In May, Europe’s first petaflop supercomputer, the Blue Gene/P JUGENE system, was inaugurated at the Jülich Supercomputing Center, in Germany, along with JUROPA (207 teraflops) and HPC-FF (101 teraflops). The latter two machines are closely coupled and are slated to be combined for certain types of fusion research work. And in Switzerland early this month, the Swiss National Supercomputing Centre upgraded its Cray “Monte Rosa” supercomputer, increasing its peak performance to 140 teraflops. Also this month, the UK’s HECToR system is a getting a makeover, pushing its peak output to 200 teraflops.
On the software side of HPC, there is also a growing degree of international parity. As pointed out by the recent World Technology Evaluation Center (WTEC) study [PDF] that assessed global research and development in simulation-based engineering and science (SBE&S), many countries are catching up and even surpassing the US in certain areas. The report points to Europe in particular as an area where SBE&S software research is getting a lot of attention:
Aggressive, well-funded initiatives in the European Union may undermine US leadership in the development of computer architectures and applied algorithms. Examples of these initiatives include the Partnership for Advanced Computing in Europe (PRACE) which is a coalition of 15 countries and led by Germany and France, and based on the ESFRI Roadmap (ESFRI 2006); TALOS – Industry-government alliance to accelerate HPC solutions for large-scale computing systems in Europe; and DEISA – Consortium of 11 leading European Union national supercomputing centers to form the equivalent of the US TeraGrid. There is also some flux, with some alliances dissolving and new consortia being formed. Already, the European Union leads the United States in theoretical algorithm development, and has for some time; these new initiatives may further widen that lead and create new imbalances.
Globalization also means that many HPC providers now have international footprints. The two biggest HPC system vendors — IBM and HP — are completely globalized. While both firms remain based in the US, they each maintain facilities in Europe, including research labs. According to Horst Simon, associate laboratory director for computing sciences at Berkeley Lab, most Europeans now look upon IBM and HP as local vendors. He believes the advantage the US had with American vendors has gradually diminished. “Ten or fifteen years ago, we might have said that IBM was an American company and would have dealt with the US labs first,” explains Simon. “Now the world is flat and a customer is a customer.”

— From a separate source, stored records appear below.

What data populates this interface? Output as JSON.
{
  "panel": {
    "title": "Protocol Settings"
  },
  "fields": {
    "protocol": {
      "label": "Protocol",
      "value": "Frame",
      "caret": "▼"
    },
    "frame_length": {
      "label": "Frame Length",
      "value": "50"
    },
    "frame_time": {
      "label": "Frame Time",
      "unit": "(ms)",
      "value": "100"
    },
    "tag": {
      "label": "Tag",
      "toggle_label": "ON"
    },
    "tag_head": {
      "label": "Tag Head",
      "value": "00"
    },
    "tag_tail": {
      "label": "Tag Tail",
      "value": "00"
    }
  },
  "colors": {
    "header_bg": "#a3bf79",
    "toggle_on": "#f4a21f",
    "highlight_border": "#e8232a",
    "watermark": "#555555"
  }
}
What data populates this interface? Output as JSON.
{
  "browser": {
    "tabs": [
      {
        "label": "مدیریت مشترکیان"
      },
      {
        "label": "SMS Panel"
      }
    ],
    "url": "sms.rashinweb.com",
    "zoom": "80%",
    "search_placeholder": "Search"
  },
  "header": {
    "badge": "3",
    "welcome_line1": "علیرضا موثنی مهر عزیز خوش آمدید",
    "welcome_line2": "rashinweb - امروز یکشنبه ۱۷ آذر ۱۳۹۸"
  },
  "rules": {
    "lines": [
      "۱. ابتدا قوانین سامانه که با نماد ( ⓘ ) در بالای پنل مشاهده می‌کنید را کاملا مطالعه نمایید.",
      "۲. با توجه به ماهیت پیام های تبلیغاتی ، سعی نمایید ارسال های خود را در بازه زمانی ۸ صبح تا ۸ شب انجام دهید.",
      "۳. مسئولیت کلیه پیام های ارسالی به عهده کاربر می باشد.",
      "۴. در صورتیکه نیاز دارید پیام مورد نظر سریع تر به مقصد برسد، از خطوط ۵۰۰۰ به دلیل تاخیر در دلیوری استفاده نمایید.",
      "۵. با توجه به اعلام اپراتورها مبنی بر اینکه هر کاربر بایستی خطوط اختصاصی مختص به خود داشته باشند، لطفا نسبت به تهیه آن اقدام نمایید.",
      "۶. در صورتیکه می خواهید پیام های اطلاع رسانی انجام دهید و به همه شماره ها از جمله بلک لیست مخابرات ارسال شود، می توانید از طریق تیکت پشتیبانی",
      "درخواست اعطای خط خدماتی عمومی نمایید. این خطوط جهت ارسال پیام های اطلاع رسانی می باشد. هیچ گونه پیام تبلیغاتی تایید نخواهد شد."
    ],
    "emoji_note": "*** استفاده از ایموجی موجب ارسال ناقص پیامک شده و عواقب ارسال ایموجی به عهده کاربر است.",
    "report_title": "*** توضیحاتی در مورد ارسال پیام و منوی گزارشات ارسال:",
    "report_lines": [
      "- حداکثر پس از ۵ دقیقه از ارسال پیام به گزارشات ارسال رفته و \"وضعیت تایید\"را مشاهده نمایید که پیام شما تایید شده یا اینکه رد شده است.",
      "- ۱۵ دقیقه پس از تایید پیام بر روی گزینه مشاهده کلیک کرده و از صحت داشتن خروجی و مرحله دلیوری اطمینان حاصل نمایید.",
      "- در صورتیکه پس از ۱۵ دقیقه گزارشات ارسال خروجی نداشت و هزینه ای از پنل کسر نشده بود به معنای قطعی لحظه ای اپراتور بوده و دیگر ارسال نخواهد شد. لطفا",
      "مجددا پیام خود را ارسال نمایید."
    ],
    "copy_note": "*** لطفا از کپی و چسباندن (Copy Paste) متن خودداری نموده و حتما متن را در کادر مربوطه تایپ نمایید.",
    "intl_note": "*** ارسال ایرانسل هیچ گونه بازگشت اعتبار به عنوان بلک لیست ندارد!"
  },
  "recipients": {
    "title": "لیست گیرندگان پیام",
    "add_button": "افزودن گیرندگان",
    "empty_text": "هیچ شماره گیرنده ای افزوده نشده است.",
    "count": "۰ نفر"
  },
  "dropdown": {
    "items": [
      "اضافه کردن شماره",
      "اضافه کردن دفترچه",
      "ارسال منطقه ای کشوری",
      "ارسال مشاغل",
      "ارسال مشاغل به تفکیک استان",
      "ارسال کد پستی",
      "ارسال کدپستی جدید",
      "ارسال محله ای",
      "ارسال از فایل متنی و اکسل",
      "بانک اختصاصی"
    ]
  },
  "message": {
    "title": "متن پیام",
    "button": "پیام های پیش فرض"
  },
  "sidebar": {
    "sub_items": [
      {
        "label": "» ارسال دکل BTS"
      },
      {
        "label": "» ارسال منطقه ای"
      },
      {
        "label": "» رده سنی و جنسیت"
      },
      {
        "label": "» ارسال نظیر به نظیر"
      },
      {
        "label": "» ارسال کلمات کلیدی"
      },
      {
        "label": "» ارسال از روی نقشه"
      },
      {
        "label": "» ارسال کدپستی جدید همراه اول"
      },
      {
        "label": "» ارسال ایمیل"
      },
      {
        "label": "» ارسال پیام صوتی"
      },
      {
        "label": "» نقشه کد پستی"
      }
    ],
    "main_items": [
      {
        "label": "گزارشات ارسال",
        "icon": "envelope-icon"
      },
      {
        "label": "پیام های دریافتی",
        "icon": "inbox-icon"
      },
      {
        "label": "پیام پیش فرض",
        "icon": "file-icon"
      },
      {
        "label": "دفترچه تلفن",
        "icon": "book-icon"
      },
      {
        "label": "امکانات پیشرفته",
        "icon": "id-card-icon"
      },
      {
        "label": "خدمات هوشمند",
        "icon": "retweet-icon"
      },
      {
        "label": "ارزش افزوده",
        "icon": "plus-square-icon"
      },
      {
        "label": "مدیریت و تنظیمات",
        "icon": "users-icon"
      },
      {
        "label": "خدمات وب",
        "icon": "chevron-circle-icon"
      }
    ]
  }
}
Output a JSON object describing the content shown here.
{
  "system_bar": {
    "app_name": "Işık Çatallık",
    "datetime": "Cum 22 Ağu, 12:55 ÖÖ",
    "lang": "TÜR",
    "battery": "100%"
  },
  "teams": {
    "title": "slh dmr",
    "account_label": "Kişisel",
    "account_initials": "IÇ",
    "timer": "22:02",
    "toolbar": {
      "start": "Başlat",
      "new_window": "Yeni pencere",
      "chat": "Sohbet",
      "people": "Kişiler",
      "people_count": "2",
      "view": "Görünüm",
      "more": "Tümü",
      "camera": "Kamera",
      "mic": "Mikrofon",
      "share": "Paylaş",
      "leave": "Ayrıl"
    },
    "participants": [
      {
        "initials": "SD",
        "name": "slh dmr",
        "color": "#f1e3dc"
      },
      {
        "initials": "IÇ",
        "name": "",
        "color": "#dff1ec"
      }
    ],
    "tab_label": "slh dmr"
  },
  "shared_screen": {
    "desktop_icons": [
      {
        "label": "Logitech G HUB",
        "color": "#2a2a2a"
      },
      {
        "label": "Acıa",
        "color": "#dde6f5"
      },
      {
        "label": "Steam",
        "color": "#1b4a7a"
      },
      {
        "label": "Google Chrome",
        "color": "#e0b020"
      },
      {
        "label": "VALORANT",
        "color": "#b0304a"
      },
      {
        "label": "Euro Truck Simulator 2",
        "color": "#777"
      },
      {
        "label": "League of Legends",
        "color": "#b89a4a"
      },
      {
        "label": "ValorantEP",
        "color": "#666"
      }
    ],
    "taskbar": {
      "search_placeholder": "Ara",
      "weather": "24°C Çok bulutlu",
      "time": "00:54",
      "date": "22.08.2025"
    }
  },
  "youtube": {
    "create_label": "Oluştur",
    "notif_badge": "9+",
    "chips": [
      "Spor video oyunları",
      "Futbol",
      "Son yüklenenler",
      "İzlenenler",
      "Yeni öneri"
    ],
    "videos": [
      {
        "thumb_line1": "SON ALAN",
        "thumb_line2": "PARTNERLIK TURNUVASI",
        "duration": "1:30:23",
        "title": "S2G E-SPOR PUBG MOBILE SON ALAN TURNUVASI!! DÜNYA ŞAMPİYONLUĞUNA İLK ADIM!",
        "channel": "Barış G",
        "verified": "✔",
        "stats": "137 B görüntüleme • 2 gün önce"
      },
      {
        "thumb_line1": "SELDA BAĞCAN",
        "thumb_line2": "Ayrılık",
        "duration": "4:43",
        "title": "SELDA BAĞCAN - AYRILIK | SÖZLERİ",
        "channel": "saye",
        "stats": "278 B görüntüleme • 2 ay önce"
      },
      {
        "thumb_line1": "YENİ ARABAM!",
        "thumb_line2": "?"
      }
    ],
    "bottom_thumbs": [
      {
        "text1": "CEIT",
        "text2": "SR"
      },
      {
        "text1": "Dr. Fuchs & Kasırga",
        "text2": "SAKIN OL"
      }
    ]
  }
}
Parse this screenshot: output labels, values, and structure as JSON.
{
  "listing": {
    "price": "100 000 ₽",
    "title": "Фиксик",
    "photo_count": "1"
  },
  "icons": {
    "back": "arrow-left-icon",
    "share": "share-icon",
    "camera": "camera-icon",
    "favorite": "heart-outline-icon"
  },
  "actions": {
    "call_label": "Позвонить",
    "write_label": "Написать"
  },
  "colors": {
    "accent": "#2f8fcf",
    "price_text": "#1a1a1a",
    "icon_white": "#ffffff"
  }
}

The US still has a few unique advantages, though. Since American policy-making is executed under the federal government, its national labs are much better organized in comparison to the more hodge-podge makeup of the research centers in the European Union. To its credit, PRACE is attempting to correct this by coalescing the resources of 15 EU countries in order to build a competitive HPC infrastructure in Europe. Its initial goal is to bring five petascale systems online, beginning this year.
Whether the recession slows down the global advance of HPC remains to be seen. If it does, it will only be a temporary speed bump. As ISC shows, international interest in high performance computing is growing, and given the problems of the 21st century that can be solved with the help of HPC, it is likely to continue to do so.